Vectorization of verb (abbreviation of verb) illustration scanning
Using MapGIS software, 65,438+0,260 illustrations, such as survey sketch map, section map and geological interpretation map, in the original report are vectorized according to the original illustrations. The scale of the original illustration is converted into linear scale by digital scale, and the geological symbols in the geological map are unified by adding the section scale to the single section map, which improves the illustration quality of the text report (Figure 8-6).
Sixth, editing and typesetting
In addition to the objective differences in the contents of written reports of exploration projects and scientific research projects, even similar reports have great differences in report contents, typesetting and editing. This is an inevitable reflection of the progress of aviation geophysical exploration technology, and it is also related to the lack of unified standards and requirements for written materials in the past. In the process of digitization of written materials, it is convenient for computer management and service according to the unified requirements of the project. On the premise of keeping the contents of the report unchanged, using Word editing and typesetting software, all the input written reports are automatically catalogued according to the prescribed editing template, and the report cover and other forms are unified (there are differences between the final proof draft and the original in report cover, directory level, illustrations, page position, etc., but the report content has not changed). According to this requirement, the typesetting of 799 written materials with about 47,645 pages was completed, and the format of the written materials was converted from DOC format to PDF format.
Figure 8-6a Diagram before Vectorization
Figure 8-6b Vectorization Illustration
Seven.

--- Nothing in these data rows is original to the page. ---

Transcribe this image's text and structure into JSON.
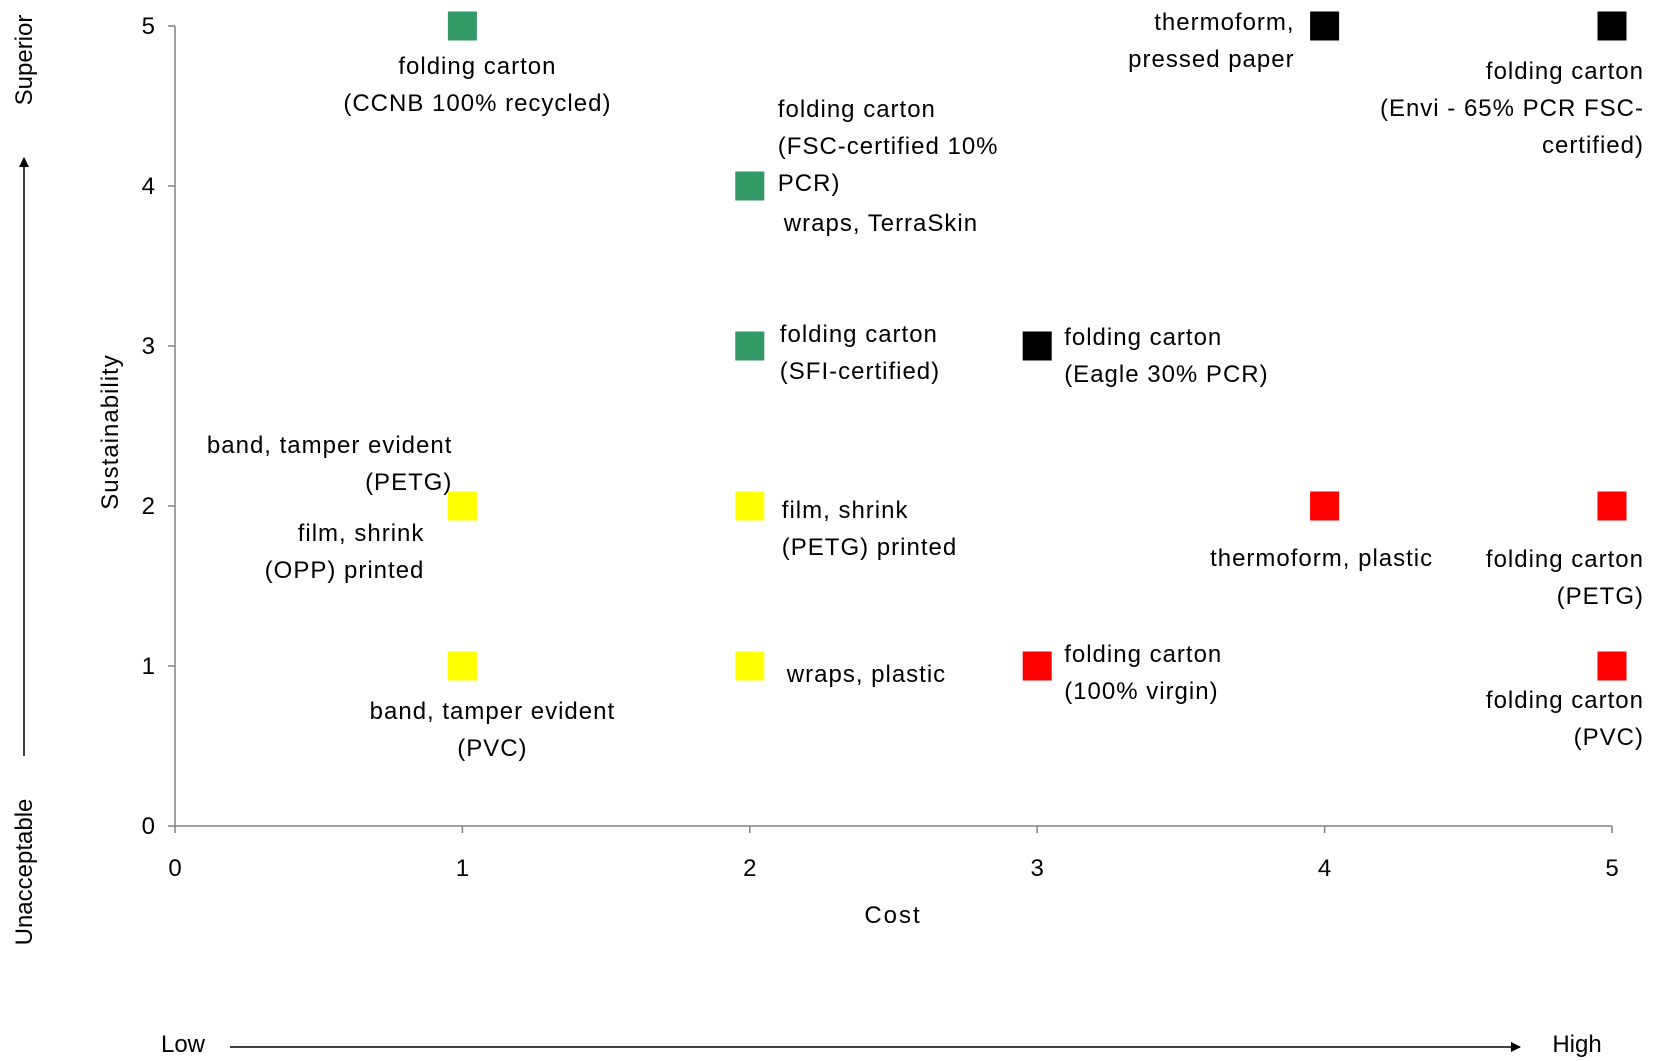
{
  "chart_data": {
    "type": "scatter",
    "xlabel": "Cost",
    "ylabel": "Sustainability",
    "xlim": [
      0,
      5
    ],
    "ylim": [
      0,
      5
    ],
    "xticks": [
      "0",
      "1",
      "2",
      "3",
      "4",
      "5"
    ],
    "yticks": [
      "0",
      "1",
      "2",
      "3",
      "4",
      "5"
    ],
    "grid": false,
    "legend": "none",
    "x_scale_low": "Low",
    "x_scale_high": "High",
    "y_scale_low": "Unacceptable",
    "y_scale_high": "Superior",
    "colors": {
      "green": "#339966",
      "yellow": "#ffff00",
      "red": "#ff0000",
      "black": "#000000"
    },
    "points": [
      {
        "x": 1,
        "y": 5,
        "color": "green",
        "label": [
          "folding carton",
          "(CCNB 100% recycled)"
        ]
      },
      {
        "x": 2,
        "y": 4,
        "color": "green",
        "label": [
          "folding carton",
          "(FSC-certified 10%",
          "PCR)",
          "wraps, TerraSkin"
        ]
      },
      {
        "x": 2,
        "y": 3,
        "color": "green",
        "label": [
          "folding carton",
          "(SFI-certified)"
        ]
      },
      {
        "x": 4,
        "y": 5,
        "color": "black",
        "label": [
          "thermoform,",
          "pressed paper"
        ]
      },
      {
        "x": 5,
        "y": 5,
        "color": "black",
        "label": [
          "folding carton",
          "(Envi - 65% PCR FSC-",
          "certified)"
        ]
      },
      {
        "x": 3,
        "y": 3,
        "color": "black",
        "label": [
          "folding carton",
          "(Eagle 30% PCR)"
        ]
      },
      {
        "x": 1,
        "y": 2,
        "color": "yellow",
        "label": [
          "band, tamper evident",
          "(PETG)",
          "film, shrink",
          "(OPP) printed"
        ]
      },
      {
        "x": 2,
        "y": 2,
        "color": "yellow",
        "label": [
          "film, shrink",
          "(PETG) printed"
        ]
      },
      {
        "x": 1,
        "y": 1,
        "color": "yellow",
        "label": [
          "band, tamper evident",
          "(PVC)"
        ]
      },
      {
        "x": 2,
        "y": 1,
        "color": "yellow",
        "label": [
          "wraps, plastic"
        ]
      },
      {
        "x": 3,
        "y": 1,
        "color": "red",
        "label": [
          "folding carton",
          "(100% virgin)"
        ]
      },
      {
        "x": 4,
        "y": 2,
        "color": "red",
        "label": [
          "thermoform, plastic"
        ]
      },
      {
        "x": 5,
        "y": 2,
        "color": "red",
        "label": [
          "folding carton",
          "(PETG)"
        ]
      },
      {
        "x": 5,
        "y": 1,
        "color": "red",
        "label": [
          "folding carton",
          "(PVC)"
        ]
      }
    ]
  }
}
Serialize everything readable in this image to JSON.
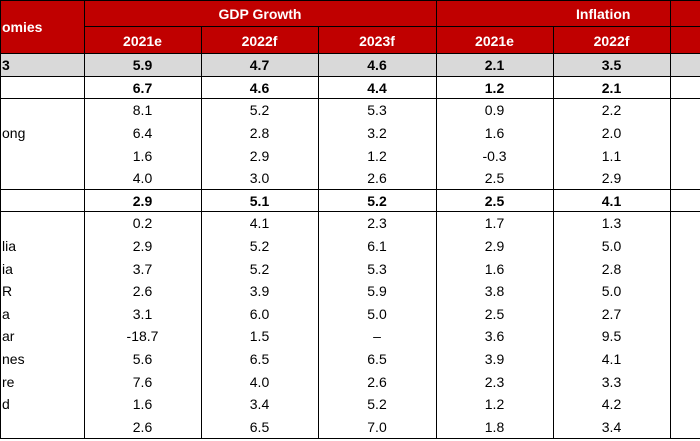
{
  "table": {
    "header": {
      "label": "omies",
      "groups": [
        "GDP Growth",
        "Inflation"
      ],
      "columns": [
        "2021e",
        "2022f",
        "2023f",
        "2021e",
        "2022f"
      ]
    },
    "rows": [
      {
        "label": "3",
        "values": [
          "5.9",
          "4.7",
          "4.6",
          "2.1",
          "3.5"
        ]
      },
      {
        "label": null,
        "values": [
          "6.7",
          "4.6",
          "4.4",
          "1.2",
          "2.1"
        ]
      },
      {
        "label": null,
        "values": [
          "8.1",
          "5.2",
          "5.3",
          "0.9",
          "2.2"
        ]
      },
      {
        "label": "ong",
        "values": [
          "6.4",
          "2.8",
          "3.2",
          "1.6",
          "2.0"
        ]
      },
      {
        "label": null,
        "values": [
          "1.6",
          "2.9",
          "1.2",
          "-0.3",
          "1.1"
        ]
      },
      {
        "label": null,
        "values": [
          "4.0",
          "3.0",
          "2.6",
          "2.5",
          "2.9"
        ]
      },
      {
        "label": null,
        "values": [
          "2.9",
          "5.1",
          "5.2",
          "2.5",
          "4.1"
        ]
      },
      {
        "label": null,
        "values": [
          "0.2",
          "4.1",
          "2.3",
          "1.7",
          "1.3"
        ]
      },
      {
        "label": "lia",
        "values": [
          "2.9",
          "5.2",
          "6.1",
          "2.9",
          "5.0"
        ]
      },
      {
        "label": "ia",
        "values": [
          "3.7",
          "5.2",
          "5.3",
          "1.6",
          "2.8"
        ]
      },
      {
        "label": "R",
        "values": [
          "2.6",
          "3.9",
          "5.9",
          "3.8",
          "5.0"
        ]
      },
      {
        "label": "a",
        "values": [
          "3.1",
          "6.0",
          "5.0",
          "2.5",
          "2.7"
        ]
      },
      {
        "label": "ar",
        "values": [
          "-18.7",
          "1.5",
          "–",
          "3.6",
          "9.5"
        ]
      },
      {
        "label": "nes",
        "values": [
          "5.6",
          "6.5",
          "6.5",
          "3.9",
          "4.1"
        ]
      },
      {
        "label": "re",
        "values": [
          "7.6",
          "4.0",
          "2.6",
          "2.3",
          "3.3"
        ]
      },
      {
        "label": "d",
        "values": [
          "1.6",
          "3.4",
          "5.2",
          "1.2",
          "4.2"
        ]
      },
      {
        "label": null,
        "values": [
          "2.6",
          "6.5",
          "7.0",
          "1.8",
          "3.4"
        ]
      }
    ]
  }
}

Compilation of project introduction
In order to enable users to quickly understand the general situation of the project and obtain the main contents and information of the results report without reading the full text of the project results report, according to the requirements of building the database of the aviation geophysical exploration information system, 455 profiles of aviation geophysical research projects, with about 280,000 words, have been compiled. Among them, there are 423 reports of airborne geophysical exploration results, about 260 thousand words; There are 32 reports on scientific research achievements, with about 20,000 words. Summarize the main contents of the project achievements in condensed form, including working methods or research methods, quality evaluation, main achievements and final conclusions.